Recent technologies allow us to obtain measurements of thousands of transcripts, proteins or metabolites per sample. There are typically much fewer number of samples than of measured features. This results in a very limited statistical power for analyses such as linking the molecular traits to a phenotype, such as the efficacy of a therapy.
A strategy to address this issue is to integrate and compress these data sets into a smaller number of features. In our group we develop approaches to extract such features in a way that they can be directly mapped to biochemically distinct elements (Fig. 1). In this way not only we achieve a reduction of variables, but also the features are directly interpretable and often lend themselves for direct experimental validation.
Genomic data such as somatic mutations in cancer can be condensed into information about which pathways are mutated in a statistically significant way. We developed the tool SLAPEnrich (Iorio et al, Biorxiv) to perform such analyses.
In the case of gene expression, a number of functional features can be extracted.
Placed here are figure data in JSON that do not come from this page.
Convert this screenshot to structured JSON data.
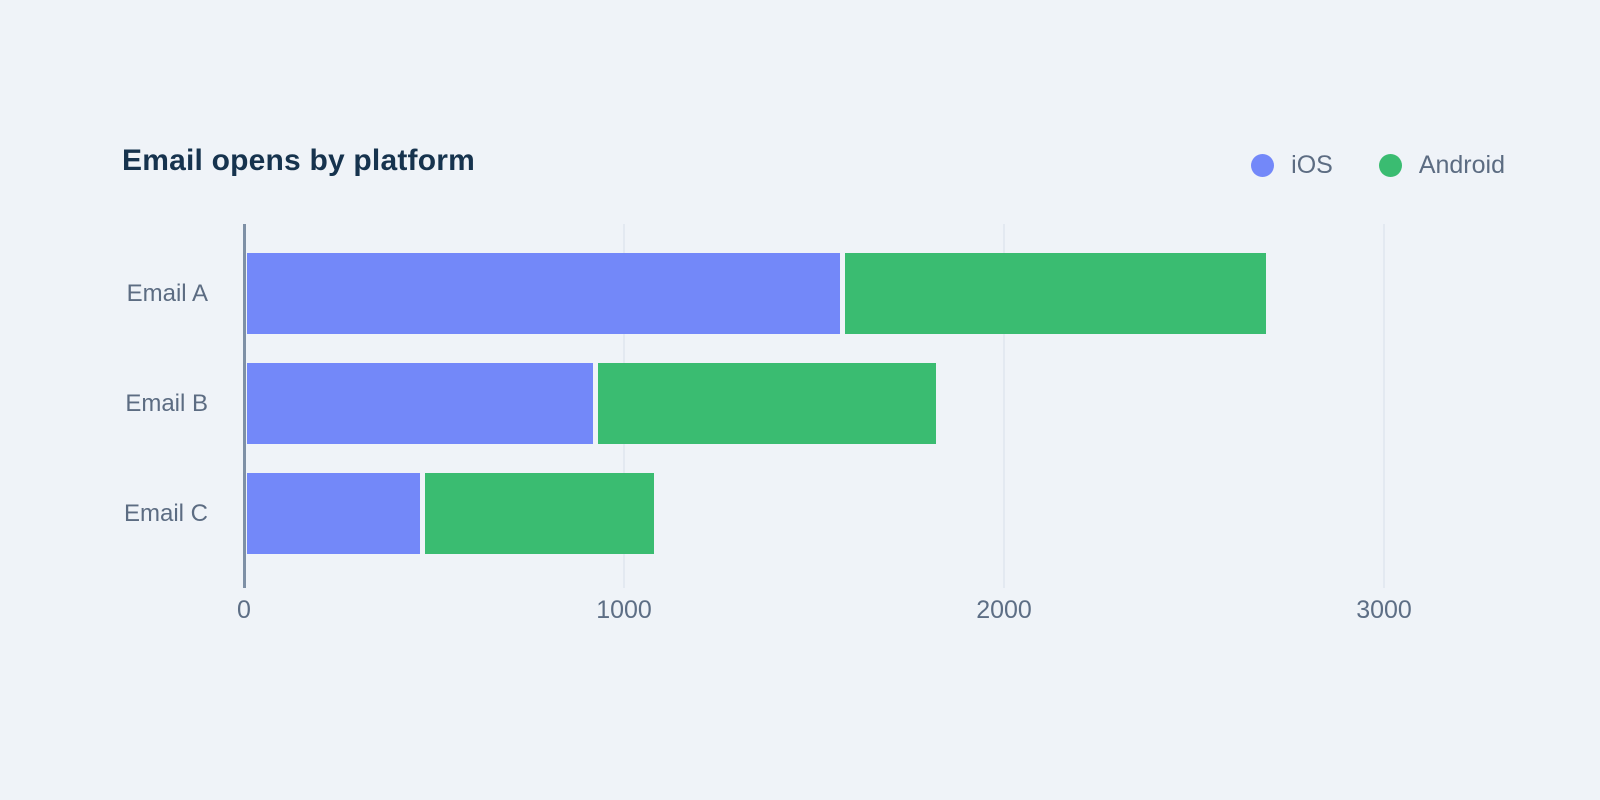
{
  "chart_data": {
    "type": "bar",
    "orientation": "horizontal",
    "stacked": true,
    "title": "Email opens by platform",
    "categories": [
      "Email A",
      "Email B",
      "Email C"
    ],
    "series": [
      {
        "name": "iOS",
        "color": "#7388f9",
        "values": [
          1575,
          925,
          470
        ]
      },
      {
        "name": "Android",
        "color": "#3abc71",
        "values": [
          1115,
          895,
          610
        ]
      }
    ],
    "totals": [
      2690,
      1820,
      1080
    ],
    "xlabel": "",
    "ylabel": "",
    "xlim": [
      0,
      3200
    ],
    "xticks": [
      0,
      1000,
      2000,
      3000
    ],
    "xtick_labels": [
      "0",
      "1000",
      "2000",
      "3000"
    ],
    "grid": true,
    "legend_position": "top-right",
    "colors": {
      "background": "#eff3f8",
      "title_text": "#16334e",
      "label_text": "#5c6c82",
      "tick_text": "#5d6e85",
      "gridline": "#e3e9f1",
      "axis_line": "#7e90a6"
    }
  }
}
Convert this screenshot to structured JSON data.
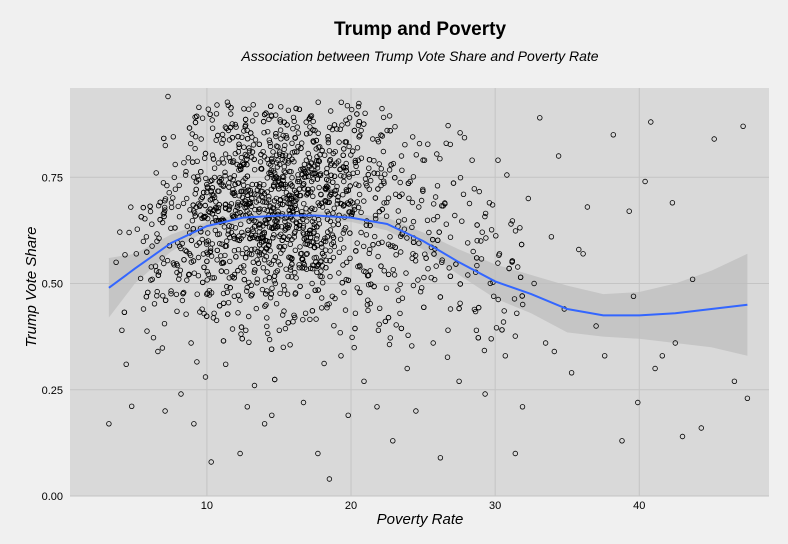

A common approach is to map gene expression on the corresponding genes of given pathways, but our analyses suggest that it is more adequate to rather consider gene expression as the downstream effect of signaling pathways, by looking at the level of genes known to be affected by given pathways (Schubert et al., Biorxiv).
Additionally, it is possible to use gene expression data to estimate the activity status of transcription factor proteins by looking at the mRNA levels of its directly targeted genes, and use this information to improve cancer biomarkers (Garcia-Alonso et al., biorxiv).
Once their activities have been estimated, transcription factors can be linked to upstream perturbations (ligands, mutations, etc.) using network-based approaches such as so-called causal reasoning methods. We have developed such an approach implemented as an integer linear programming (ILP) problem (Melas et al., Int. Biology, 2015).
In a similar manner to the transcription factors, activity of kinases can be inferred from the levels of phosphorylation of the proteins they target (Wirbel et al. biorxiv; Hernandez-Armenta C et al., Bioinformatics, 2017).
Figure 1. Selected approaches to extract functional features from ‘omics’ data: pathways enriched in mutations (red ); transcription factors differentially activated (brown), and pathway activities as determined by their footprints on gene expression (pink).